Kahyangan, tempat Dewa
bersemayam, ribut besar, gonjang-ganjing. Rahasia Dewa dibuka oleh anak manusia
yang tak berhak menuturkannya!
Batara Guru, penguasa
tunggal Kahyangan marah bukan main lalu mengutus Batara Kamajaya dan Batari
Ratih, pasangan Dewa dan Dewi Cinta untuk turun ke dunia, menghukum Wisrawa dan
Sukesi. Pasangan yang nerak angger-angger (melanggar aturan) itu.
Usai mendengar uraian
surat itu, Batari Ratih menyusup masuk ke jiwa Sukesi. Pandangan Sukesi yang
semula melihat Wisrawa sebagai sosok ayah dan guru, segera berubah menjadi
sosok kekasih. Seketika Sukesi ambruk ke pangkuan Wisrawa menyerahkan dirinya.
Wisrawa yang kuat iman dan tinggi pekertinya kukuh menolak penyerahan ini
sambil mengingatkan Sukesi bahwa dirinya hanyalah sekedar utusan. Utusan
seorang pria yang jauh lebih pantas daripada dirinya untuk jadi suami Sukesi.
Tapi Sukesi menyatakan
bahwa sejak awal, dia hanya mau diperistri oleh seorang laki laki yang mampu
menceritakan kepadanya rahasia surat itu. Tidak peduli dia utusan atau tidak.

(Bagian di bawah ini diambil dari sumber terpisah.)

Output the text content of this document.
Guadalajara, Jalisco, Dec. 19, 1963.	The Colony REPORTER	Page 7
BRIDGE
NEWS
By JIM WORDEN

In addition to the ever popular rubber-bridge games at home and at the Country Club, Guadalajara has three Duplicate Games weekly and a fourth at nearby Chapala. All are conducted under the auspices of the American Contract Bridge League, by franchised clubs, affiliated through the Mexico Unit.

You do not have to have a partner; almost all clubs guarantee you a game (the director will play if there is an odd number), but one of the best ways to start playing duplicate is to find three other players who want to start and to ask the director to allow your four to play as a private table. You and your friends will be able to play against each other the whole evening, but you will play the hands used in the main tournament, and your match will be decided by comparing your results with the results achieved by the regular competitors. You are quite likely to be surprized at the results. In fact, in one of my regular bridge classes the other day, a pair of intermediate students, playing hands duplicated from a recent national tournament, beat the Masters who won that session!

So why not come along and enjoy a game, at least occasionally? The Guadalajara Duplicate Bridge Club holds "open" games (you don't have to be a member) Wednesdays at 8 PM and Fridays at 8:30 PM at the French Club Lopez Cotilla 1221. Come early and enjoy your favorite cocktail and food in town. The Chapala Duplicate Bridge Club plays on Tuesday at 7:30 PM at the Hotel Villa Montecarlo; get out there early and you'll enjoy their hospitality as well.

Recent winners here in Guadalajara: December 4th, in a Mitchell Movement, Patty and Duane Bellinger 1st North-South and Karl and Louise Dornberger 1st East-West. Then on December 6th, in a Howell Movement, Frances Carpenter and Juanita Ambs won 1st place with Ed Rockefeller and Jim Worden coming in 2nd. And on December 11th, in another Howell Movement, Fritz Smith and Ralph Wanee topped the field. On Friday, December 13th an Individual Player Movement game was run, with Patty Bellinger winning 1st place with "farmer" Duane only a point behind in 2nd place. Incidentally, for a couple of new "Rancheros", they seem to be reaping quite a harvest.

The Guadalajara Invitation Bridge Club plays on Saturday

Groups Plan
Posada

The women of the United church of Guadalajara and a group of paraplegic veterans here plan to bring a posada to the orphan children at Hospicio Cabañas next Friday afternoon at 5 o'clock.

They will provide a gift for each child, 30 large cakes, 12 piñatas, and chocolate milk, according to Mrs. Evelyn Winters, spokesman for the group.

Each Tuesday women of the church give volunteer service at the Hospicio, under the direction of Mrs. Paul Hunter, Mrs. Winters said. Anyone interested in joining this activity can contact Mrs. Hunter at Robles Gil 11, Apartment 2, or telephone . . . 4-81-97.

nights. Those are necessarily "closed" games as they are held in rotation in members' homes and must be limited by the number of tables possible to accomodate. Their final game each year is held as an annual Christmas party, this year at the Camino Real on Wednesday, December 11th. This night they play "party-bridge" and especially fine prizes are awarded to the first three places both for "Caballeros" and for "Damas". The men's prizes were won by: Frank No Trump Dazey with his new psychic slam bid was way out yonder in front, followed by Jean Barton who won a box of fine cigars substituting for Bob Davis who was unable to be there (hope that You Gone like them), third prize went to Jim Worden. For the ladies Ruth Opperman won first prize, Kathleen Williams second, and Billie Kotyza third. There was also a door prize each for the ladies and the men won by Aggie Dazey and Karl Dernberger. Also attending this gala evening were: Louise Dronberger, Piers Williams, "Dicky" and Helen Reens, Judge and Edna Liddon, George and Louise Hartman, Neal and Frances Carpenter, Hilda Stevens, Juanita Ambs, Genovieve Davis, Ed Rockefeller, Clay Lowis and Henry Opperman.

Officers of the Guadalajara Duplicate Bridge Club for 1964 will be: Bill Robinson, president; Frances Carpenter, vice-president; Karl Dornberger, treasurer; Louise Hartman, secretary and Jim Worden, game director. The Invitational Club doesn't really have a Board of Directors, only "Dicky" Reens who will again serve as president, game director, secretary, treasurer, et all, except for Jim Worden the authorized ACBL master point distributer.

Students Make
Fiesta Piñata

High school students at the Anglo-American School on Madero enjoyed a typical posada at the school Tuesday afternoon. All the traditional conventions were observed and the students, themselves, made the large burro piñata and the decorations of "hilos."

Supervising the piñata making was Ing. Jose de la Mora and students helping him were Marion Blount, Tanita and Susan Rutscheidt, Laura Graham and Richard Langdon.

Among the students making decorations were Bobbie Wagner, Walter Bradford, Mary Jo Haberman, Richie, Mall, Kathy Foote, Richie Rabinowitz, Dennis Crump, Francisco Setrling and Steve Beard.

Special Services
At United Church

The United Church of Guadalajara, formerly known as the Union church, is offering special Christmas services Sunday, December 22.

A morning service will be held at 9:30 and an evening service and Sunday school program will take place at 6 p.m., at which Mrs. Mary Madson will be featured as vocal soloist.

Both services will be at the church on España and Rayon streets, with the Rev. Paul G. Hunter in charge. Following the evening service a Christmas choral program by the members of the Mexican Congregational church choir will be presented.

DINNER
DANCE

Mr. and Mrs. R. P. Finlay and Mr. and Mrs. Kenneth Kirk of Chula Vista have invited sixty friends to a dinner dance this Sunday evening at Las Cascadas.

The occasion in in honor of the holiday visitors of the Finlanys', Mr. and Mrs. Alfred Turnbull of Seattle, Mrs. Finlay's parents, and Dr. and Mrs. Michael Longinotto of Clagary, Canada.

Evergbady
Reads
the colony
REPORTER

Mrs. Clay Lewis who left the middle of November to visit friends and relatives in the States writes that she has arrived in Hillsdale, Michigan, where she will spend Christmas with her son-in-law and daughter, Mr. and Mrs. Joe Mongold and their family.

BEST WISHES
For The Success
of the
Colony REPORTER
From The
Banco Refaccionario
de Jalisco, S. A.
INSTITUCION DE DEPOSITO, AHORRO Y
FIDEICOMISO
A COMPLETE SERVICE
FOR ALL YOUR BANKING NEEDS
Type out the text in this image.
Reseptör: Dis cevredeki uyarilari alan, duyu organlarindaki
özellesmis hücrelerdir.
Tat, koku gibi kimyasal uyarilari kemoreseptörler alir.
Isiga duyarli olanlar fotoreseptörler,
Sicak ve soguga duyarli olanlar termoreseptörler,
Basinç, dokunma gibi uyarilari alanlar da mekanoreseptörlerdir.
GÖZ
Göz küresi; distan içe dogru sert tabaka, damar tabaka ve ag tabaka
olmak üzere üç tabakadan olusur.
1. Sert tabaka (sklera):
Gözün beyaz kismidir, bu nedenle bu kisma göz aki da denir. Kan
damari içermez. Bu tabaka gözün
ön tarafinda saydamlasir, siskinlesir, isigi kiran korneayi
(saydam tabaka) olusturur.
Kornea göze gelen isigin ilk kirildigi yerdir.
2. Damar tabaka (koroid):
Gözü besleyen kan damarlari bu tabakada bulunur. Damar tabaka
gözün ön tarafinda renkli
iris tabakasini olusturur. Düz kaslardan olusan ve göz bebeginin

Dalam kondisi ini Batara Kamajaya menyusup masuk dalam jiwa Wisrawa dan membobol
pertahanannya. Kemudian segala macam pertimbangan, baik, buruk, benar, salah
semuanya menghilang. Yang ada hanya nafsu. Dua mahluk itupun tenggelam dalam
jerat asmara penuh angkara (kalau dalam film Indonesia, adegan macam ini lantas
dipotong dan diganti klip lautan yang menggelora).
Apa mau dikata,
hubungan tak patut ini membuahkan keturunan. Sang jabang bayi lahir bersama
bulan mati, hujan lebat, angin prahara dan petir bersahutan. Setan tertawa
menandai lahirnya Raja Angkara di masa depan. Sang Dasamuka. Usai kelahiran
Dasamuka, pasangan ini masih saja tenggelam dalam nafsu, dan berturut-turut
lahirlah buah nafsu itu, Kumbakarna kedua dan Sarpakenaka ketiga. Tiga bayi
berwujud raksasa dari pasangan manusia biasa. Setelah kelahiran Sarpakenaka,
Batara Kamajaya dan Batari Ratih menganggap hukuman telah cukup, dan mereka
segera keluar dari jiwa sepasang manusia itu.
Wisrawa dan Sukesi
segera sadar dari jeratan nafsu yang membelit mereka. Penyesalan yang lahir
praktis tidak ada gunanya. Mereka turun dari pengasingan dan menghadap Sumali
yang apa boleh buat, akhirnya merestui hubungan itu dan menikahkan mereka.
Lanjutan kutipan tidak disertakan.